The same biological process produced slightly different signatures in diverse tissues, reinforcing the belief that mutational signatures are tissue specific. Across organs, the scientists clustered all tissue-specific signatures to ascertain mutational processes that were equivalent but occurring in different tissues.

They obtained 82 high-confidence SBS reference signatures and 27 high-confidence DBS reference signatures. They compared these with previously reported mutational signatures, and this is how they found 40 and 18 previously unidentified SBS and DBS signatures, respectively.

On the horizon

Moreover, detecting mutational signatures may lead to new ways to manage disease and novel treatments, which encouraged the scientists to develop an algorithm they call Signature Fit Multi-Step (FitMS), which they believe can reliably uncover mutational signatures in tumors. FitMS detects common, organ-specific signatures and then determines whether an additional rare signature is also present.

Cancer samples have a median of five common signatures. When rare signatures are present, there is usually only one instance per sample. Learning from these results, the scientists developed their signature-fitting algorithm.

Using FitMS involves two steps. In the first step, only common signature exposures are estimated. In the second step, the presence of potential rare signatures is estimated.

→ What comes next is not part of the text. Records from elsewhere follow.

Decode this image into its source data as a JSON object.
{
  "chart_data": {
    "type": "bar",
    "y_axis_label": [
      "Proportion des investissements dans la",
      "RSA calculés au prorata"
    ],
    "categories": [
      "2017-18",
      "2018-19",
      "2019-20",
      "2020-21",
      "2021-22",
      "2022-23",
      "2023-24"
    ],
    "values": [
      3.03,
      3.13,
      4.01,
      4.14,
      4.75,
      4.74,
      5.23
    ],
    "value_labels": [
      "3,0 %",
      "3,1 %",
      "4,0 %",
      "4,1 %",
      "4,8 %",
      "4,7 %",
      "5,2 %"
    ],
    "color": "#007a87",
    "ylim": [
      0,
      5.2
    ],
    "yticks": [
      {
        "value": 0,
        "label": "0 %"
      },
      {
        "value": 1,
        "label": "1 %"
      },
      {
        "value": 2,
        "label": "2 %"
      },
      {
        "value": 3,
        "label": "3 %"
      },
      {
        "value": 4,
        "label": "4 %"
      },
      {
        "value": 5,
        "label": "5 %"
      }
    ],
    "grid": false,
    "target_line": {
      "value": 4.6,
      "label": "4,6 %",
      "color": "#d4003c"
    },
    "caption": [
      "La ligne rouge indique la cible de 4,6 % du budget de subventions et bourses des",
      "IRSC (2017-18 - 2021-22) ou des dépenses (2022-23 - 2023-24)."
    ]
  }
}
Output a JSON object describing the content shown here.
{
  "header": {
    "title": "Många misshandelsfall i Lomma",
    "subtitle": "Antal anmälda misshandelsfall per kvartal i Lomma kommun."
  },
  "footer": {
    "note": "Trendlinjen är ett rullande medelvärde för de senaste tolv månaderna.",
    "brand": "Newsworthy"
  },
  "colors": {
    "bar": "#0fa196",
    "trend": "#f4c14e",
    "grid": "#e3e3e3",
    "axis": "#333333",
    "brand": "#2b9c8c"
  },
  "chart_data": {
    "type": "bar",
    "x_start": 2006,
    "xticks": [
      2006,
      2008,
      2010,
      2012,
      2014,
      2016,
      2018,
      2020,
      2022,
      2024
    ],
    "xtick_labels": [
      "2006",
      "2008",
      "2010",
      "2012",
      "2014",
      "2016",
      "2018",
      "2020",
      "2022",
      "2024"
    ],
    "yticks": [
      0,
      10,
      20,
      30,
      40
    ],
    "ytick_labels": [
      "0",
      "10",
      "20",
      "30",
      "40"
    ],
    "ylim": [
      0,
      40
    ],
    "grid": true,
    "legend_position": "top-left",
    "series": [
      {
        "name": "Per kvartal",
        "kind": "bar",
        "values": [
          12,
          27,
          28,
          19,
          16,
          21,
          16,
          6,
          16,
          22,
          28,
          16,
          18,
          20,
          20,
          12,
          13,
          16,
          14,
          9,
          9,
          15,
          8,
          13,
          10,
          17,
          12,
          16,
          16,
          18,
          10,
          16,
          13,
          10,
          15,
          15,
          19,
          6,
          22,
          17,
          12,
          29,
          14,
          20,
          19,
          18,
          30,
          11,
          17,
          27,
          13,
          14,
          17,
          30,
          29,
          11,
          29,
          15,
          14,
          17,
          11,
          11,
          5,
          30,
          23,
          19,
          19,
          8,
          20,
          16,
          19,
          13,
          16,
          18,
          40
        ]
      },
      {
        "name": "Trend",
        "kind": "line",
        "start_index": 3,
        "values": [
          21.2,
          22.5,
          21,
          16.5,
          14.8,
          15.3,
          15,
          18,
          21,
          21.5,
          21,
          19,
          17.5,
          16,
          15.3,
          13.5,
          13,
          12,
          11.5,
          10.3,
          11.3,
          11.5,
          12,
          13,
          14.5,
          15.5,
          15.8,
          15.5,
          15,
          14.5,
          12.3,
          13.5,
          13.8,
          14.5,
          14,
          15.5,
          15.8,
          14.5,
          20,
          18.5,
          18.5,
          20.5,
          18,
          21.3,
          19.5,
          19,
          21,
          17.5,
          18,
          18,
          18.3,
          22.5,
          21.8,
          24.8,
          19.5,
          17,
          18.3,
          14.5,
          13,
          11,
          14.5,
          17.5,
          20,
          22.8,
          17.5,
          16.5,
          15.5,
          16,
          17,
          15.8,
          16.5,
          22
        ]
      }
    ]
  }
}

With their efforts, the researchers have introduced the concept of common versus rare signatures within each type of tumor. They determined how an increased number of samples may help discern common signatures that occur at low levels for specific tumors. A large number of samples may also help reveal signatures that occur at a low frequency in the population.

Independent, open-access datasets, such as those from the ICGC and HMF, have been instrumental in corroborating these common and rare signatures identified within the GEL dataset.